Ad esempio riteniamo che la rete iraniana o cinese sia stracolma di oppositori ai regimi ed a caccia di democrazia; non solo non è vero, ma se ci prendessimo la briga di “navigarla” scopriremo una rete in cui prolificano gli estremismi e le teorie peggiori, che on trovano spazio altrove.
la rete, come tutte le cose, è uno strumento, che va conosciuto, studiato, e si deve imparare ad usare, soprattutto da parte di chi opera nel settore dell’informazione o comunque è un personaggio pubblico. Certo, a differenza di altri strumenti, è decisamente intuitivo, ma non serve una maggiore regolamentazione, semmai una maggiore consapevolezza, senza dare per scontato che sia come noi lo percepiamo, o peggio come noi vorremmo che fosse.
I social network oggi sono quelli che con maggiore velocità diffondono bufale e notizie false, ma sono anche uno straordinario strumento di organizzazione e incontro, twitter non è l’artefice delle proteste di piazza di Teheran, ma è quello che ne ha fatto parlare, twitter ha avviato la caccia all’arabo nelle ore dopo il tragico attentato di Boston, ma è stato anche grazie agli smartphone che si è avuta una gran quantità di prove per prendere i veri responsabili, che con Al Qaeda non avevano nulla a che fare… nessuno di questi strumenti è in sé più forte o credibile di come noi non lo consideriamo e dell’importanza che gli diamo, ed anche più della consapevolezza e del modo con cui scegliamo di utilizzarlo.

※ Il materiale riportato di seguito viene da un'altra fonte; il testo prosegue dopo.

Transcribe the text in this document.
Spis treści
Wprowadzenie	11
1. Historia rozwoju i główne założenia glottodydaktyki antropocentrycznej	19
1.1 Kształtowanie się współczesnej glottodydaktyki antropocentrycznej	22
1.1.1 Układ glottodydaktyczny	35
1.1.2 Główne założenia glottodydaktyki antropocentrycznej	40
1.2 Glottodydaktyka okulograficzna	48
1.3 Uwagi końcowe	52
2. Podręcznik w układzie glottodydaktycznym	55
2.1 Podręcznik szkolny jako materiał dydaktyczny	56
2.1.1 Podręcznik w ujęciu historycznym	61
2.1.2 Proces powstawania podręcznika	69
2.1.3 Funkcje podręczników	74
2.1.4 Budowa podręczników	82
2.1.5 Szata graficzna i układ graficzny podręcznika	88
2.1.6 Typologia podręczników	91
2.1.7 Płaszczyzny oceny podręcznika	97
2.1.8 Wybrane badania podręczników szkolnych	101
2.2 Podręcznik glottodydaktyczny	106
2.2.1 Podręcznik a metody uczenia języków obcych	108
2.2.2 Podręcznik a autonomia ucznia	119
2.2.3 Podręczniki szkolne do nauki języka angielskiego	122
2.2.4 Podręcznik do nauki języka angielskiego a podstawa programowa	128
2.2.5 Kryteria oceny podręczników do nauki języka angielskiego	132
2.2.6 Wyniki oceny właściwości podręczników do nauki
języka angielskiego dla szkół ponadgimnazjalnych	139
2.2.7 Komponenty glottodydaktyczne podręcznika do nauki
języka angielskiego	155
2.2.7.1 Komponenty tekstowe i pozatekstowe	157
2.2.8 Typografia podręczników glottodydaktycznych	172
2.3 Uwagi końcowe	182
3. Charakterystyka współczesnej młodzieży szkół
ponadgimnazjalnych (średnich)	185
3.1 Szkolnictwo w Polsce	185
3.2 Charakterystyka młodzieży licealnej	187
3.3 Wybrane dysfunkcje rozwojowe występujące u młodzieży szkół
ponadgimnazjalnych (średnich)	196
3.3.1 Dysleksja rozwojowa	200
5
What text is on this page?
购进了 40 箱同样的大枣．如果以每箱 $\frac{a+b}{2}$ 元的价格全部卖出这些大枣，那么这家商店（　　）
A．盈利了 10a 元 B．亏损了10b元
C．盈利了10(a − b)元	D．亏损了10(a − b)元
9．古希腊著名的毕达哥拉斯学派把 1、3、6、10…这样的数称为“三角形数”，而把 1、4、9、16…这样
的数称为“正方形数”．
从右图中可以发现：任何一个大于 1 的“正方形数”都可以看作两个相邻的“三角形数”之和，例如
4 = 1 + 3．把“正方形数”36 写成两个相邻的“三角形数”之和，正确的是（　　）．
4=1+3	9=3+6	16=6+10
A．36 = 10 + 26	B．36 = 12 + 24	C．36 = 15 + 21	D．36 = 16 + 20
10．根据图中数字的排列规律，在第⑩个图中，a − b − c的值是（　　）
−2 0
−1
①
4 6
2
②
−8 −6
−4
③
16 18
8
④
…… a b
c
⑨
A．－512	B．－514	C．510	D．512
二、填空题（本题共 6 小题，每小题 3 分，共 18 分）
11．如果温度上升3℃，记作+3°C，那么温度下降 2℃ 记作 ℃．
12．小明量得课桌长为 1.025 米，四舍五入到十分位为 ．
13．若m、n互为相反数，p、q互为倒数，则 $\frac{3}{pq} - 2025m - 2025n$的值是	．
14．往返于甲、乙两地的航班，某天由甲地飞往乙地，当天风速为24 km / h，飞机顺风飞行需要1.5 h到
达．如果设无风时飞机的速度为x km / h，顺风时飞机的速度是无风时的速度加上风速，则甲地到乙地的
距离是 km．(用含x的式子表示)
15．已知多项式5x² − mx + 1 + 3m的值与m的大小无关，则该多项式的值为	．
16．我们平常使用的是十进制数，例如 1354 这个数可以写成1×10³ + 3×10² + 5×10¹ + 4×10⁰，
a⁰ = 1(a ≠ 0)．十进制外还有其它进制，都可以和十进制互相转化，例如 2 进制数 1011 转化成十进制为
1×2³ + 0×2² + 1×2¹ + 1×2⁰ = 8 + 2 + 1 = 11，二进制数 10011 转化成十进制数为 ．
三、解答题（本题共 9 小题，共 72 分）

In fin dei conti risentirsi per un’offesa di 140 caratteri – che semmai rilanciamo proprio noi accanendoci e risentendoci invece di usare il buonsenso di lasciar perdere – la dice più lunga su di noi, mentre qualifica chi offende… E l’esercizio di “stare” in rete forse può essere utile a imparare a prendersi meno sul serio, sempre utile indipendentemente dal ruolo che si ricopre nella società, e soprattutto quando questo ruolo è alto o pubblico.
Io mi associo a Francesca “Io per ora, vi ringrazio. Perchè avervi conosciuti per me sarà sempre più un vantaggio, rispetto a quei pochi, cafoni, che qualche volta hanno cercato di forzare la porta di “casa”. Perché è così che dobbiamo immaginare i social: casa nostra. I maleducati, coloro che esagerano, si lasciano fuori la porta. Il resto si accoglie e diventa famiglia o rete. Appunto. Ogni tanto dobbiamo dire grazie anche noi. Perché senza di voi,le nostre parole non avrebbero eco.”
E vorrei anche aggiungere che, almeno personalmente, preferisco una rete in cui qualcuno può anche offendermi (e io libero di rispondere o meno, bloccarlo o meno, e nel caso querelarlo o meno) che non una rete compressa in regole che impediscano anche solo l’ipotesi teorica di poterlo fare: è solo se le persone sono libere che vale di più quando scelgono liberamente di auto-limitarsi.